MUD’s rolling around in the CNG
By Jerry LaMartina
Metropolitan Energy Center
The Metropolitan Utilities District of Omaha is used to going it alone and forming partnerships when it comes to adopting and expanding its use of alternative fuels.
MUD first started using natural gas vehicles (NGVs) and compressed natural gas (CNG) fueling equipment in its operations in the early 1980s. NGVs include vehicles fueled by CNG and by liquefied natural gas.
At the end of 2013, MUD had more than 150 vehicles fueled by CNG, or roughly 40 percent of its 375-vehicle fleet.
One of its recent CNG expansions came in the form of 42 CNG vehicles and two CNG fueling stations, funded in part from $1.6 million awarded to it and several partners from a $15 million U.S. Department of Energy (DOE) Clean Cities grant awarded in December 2009. The overall grant also benefited several other municipalities and companies for alternative-fuel projects and was administered by Kansas City-based Metropolitan Energy Center (MEC) for the DOE. All the projects supported by the grant constitute MEC’s Midwest Region Alternative Fuels Project.
Mike Corrigan, MUD’s natural gas vehicle specialist, says the utility’s watchwords are environmental, economic and energy-independent. The economic leg of that stool showed itself in 2008 when fuel prices rose. This prompted MUD’s customers to ask the public utility about adding a public-access CNG station, Corrigan says.
“We’ve traditionally generated our revenue based on household and residential use, both of which have been declining, so we were looking toward other revenue sources,” he says. “Before 2008 or 2009, it wasn’t viable to move toward an increased percentage of CNG vehicles in our fleet, because of financial limitations and limited vehicle systems availability.”
Now, though, he thinks he’ll eventually see his whole fleet switch to CNG. MUD has added more than 40 CNG vehicles since this Clean Cities-funded project, all without grant funding.
Corrigan embraces CNG mainly because “it’s clean and it’s American.”
“At the end of the day, I’m glad to tell my kids that I’m doing something to reduce our emissions and reduce our dependence on foreign oil,” he says.
Those environmental and energy-independence concerns, along with economic ones, are common motivators for those who consider making the switch to alternative fuels.

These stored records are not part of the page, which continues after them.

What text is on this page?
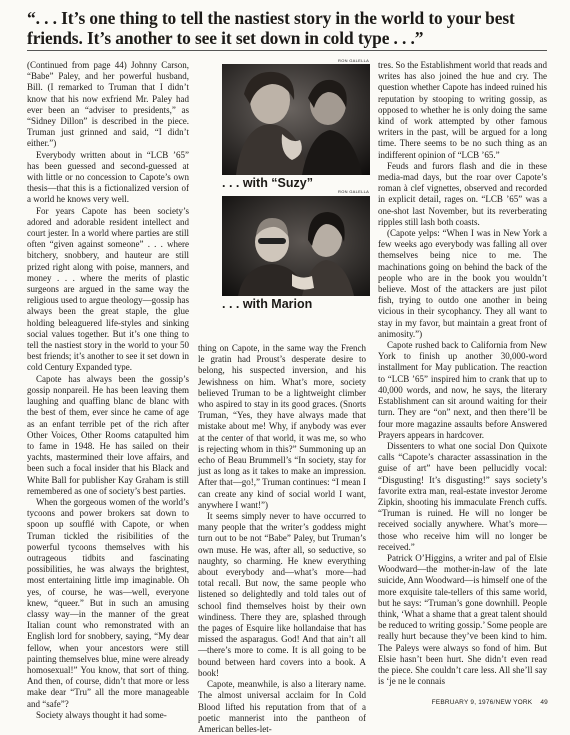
“. . . It’s one thing to tell the nastiest story in the world to your best friends. It’s another to see it set down in cold type . . .”

(Continued from page 44) Johnny Carson, “Babe” Paley, and her powerful husband, Bill. (I remarked to Truman that I didn’t know that his now exfriend Mr. Paley had ever been an “adviser to presidents,” as “Sidney Dillon” is described in the piece. Truman just grinned and said, “I didn’t either.”)

Everybody written about in “LCB ’65” has been guessed and second-guessed at with little or no concession to Capote’s own thesis—that this is a fictionalized version of a world he knows very well.

For years Capote has been society’s adored and adorable resident intellect and court jester. In a world where parties are still often “given against someone” . . . where bitchery, snobbery, and hauteur are still prized right along with poise, manners, and money . . . where the merits of plastic surgeons are argued in the same way the religious used to argue theology—gossip has always been the great staple, the glue holding beleaguered life-styles and sinking social values together. But it’s one thing to tell the nastiest story in the world to your 50 best friends; it’s another to see it set down in cold Century Expanded type.

Capote has always been the gossip’s gossip nonpareil. He has been leaving them laughing and quaffing blanc de blanc with the best of them, ever since he came of age as an enfant terrible pet of the rich after Other Voices, Other Rooms catapulted him to fame in 1948. He has sailed on their yachts, mastermined their love affairs, and been such a focal insider that his Black and White Ball for publisher Kay Graham is still remembered as one of society’s best parties.

When the gorgeous women of the world’s tycoons and power brokers sat down to spoon up soufflé with Capote, or when Truman tickled the risibilities of the powerful tycoons themselves with his outrageous tidbits and fascinating possibilities, he was always the brightest, most entertaining little imp imaginable. Oh yes, of course, he was—well, everyone knew, “queer.” But in such an amusing classy way—in the manner of the great Italian count who remonstrated with an English lord for snobbery, saying, “My dear fellow, when your ancestors were still painting themselves blue, mine were already homosexual!” You know, that sort of thing. And then, of course, didn’t that more or less make dear “Tru” all the more manageable and “safe”?

Society always thought it had some-

RON GALELLA
. . . with “Suzy”
RON GALELLA
. . . with Marion

thing on Capote, in the same way the French le gratin had Proust’s desperate desire to belong, his suspected inversion, and his Jewishness on him. What’s more, society believed Truman to be a lightweight climber who aspired to stay in its good graces. (Snorts Truman, “Yes, they have always made that mistake about me! Why, if anybody was ever at the center of that world, it was me, so who is rejecting whom in this?” Summoning up an echo of Beau Brummell’s “In society, stay for just as long as it takes to make an impression. After that—go!,” Truman continues: “I mean I can create any kind of social world I want, anywhere I want!”)

It seems simply never to have occurred to many people that the writer’s goddess might turn out to be not “Babe” Paley, but Truman’s own muse. He was, after all, so seductive, so naughty, so charming. He knew everything about everybody and—what’s more—had total recall. But now, the same people who listened so delightedly and told tales out of school find themselves hoist by their own windiness. There they are, splashed through the pages of Esquire like hollandaise that has missed the asparagus. God! And that ain’t all—there’s more to come. It is all going to be bound between hard covers into a book. A book!

Capote, meanwhile, is also a literary name. The almost universal acclaim for In Cold Blood lifted his reputation from that of a poetic mannerist into the pantheon of American belles-let-

tres. So the Establishment world that reads and writes has also joined the hue and cry. The question whether Capote has indeed ruined his reputation by stooping to writing gossip, as opposed to whether he is only doing the same kind of work attempted by other famous writers in the past, will be argued for a long time. There seems to be no such thing as an indifferent opinion of “LCB ’65.”

Feuds and furors flash and die in these media-mad days, but the roar over Capote’s roman à clef vignettes, observed and recorded in explicit detail, rages on. “LCB ’65” was a one-shot last November, but its reverberating ripples still lash both coasts.

(Capote yelps: “When I was in New York a few weeks ago everybody was falling all over themselves being nice to me. The machinations going on behind the back of the people who are in the book you wouldn’t believe. Most of the attackers are just pilot fish, trying to outdo one another in being vicious in their sycophancy. They all want to stay in my favor, but maintain a great front of animosity.”)

Capote rushed back to California from New York to finish up another 30,000-word installment for May publication. The reaction to “LCB ’65” inspired him to crank that up to 40,000 words, and now, he says, the literary Establishment can sit around waiting for their turn. They are “on” next, and then there’ll be four more magazine assaults before Answered Prayers appears in hardcover.

Dissenters to what one social Don Quixote calls “Capote’s character assassination in the guise of art” have been pellucidly vocal: “Disgusting! It’s disgusting!” says society’s favorite extra man, real-estate investor Jerome Zipkin, shooting his immaculate French cuffs. “Truman is ruined. He will no longer be received socially anywhere. What’s more—those who receive him will no longer be received.”

Patrick O’Higgins, a writer and pal of Elsie Woodward—the mother-in-law of the late suicide, Ann Woodward—is himself one of the more exquisite tale-tellers of this same world, but he says: “Truman’s gone downhill. People think, ‘What a shame that a great talent should be reduced to writing gossip.’ Some people are really hurt because they’ve been kind to him. The Paleys were always so fond of him. But Elsie hasn’t been hurt. She didn’t even read the piece. She couldn’t care less. All she’ll say is ‘je ne le connais

FEBRUARY 9, 1976/NEW YORK    49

“There’s a quandary of the chicken and the egg,” Corrigan says. “Do you build stations first or get CNG vehicles first?”
His advice is to first do market development by joining with facilitators and partners.
“You need to have a commitment from an anchor fleet before you start building a station,” he says.
Along with that, MUD spends a lot of time and energy reaching out to fleets, and teaching technicians and dealerships about what’s required to move to CNG.
MUD’s partners and their projects in this Clean Cities grant:
• Happy Cab Co. of Omaha bought 54 CNG taxi cabs and one CNG tow truck, and leased space to MUD for one of its public CNG stations.
• Metropolitan Community College of Omaha bought one CNG service van and one security pickup, and installed one private CNG fueling station.
• O’Daniel Honda of Omaha installed one CNG fueling station after having started selling and servicing CNG Honda models in 2009.
• Lincoln Airport Authority in Lincoln, Neb., bought six CNG pickups and one SUV, and installed one public CNG fueling station.
• Black Hills Energy of Lincoln joined as a project partner after supplement funding became available. It installed a public CNG station at its headquarters.
All of these partners have expanded their use of CNG vehicles beyond what was funded by this Clean Cities grant, Corrigan says, and they’ve done so with no federal funds, “which demonstrates that the market for CNG vehicles has become viable and sustainable.”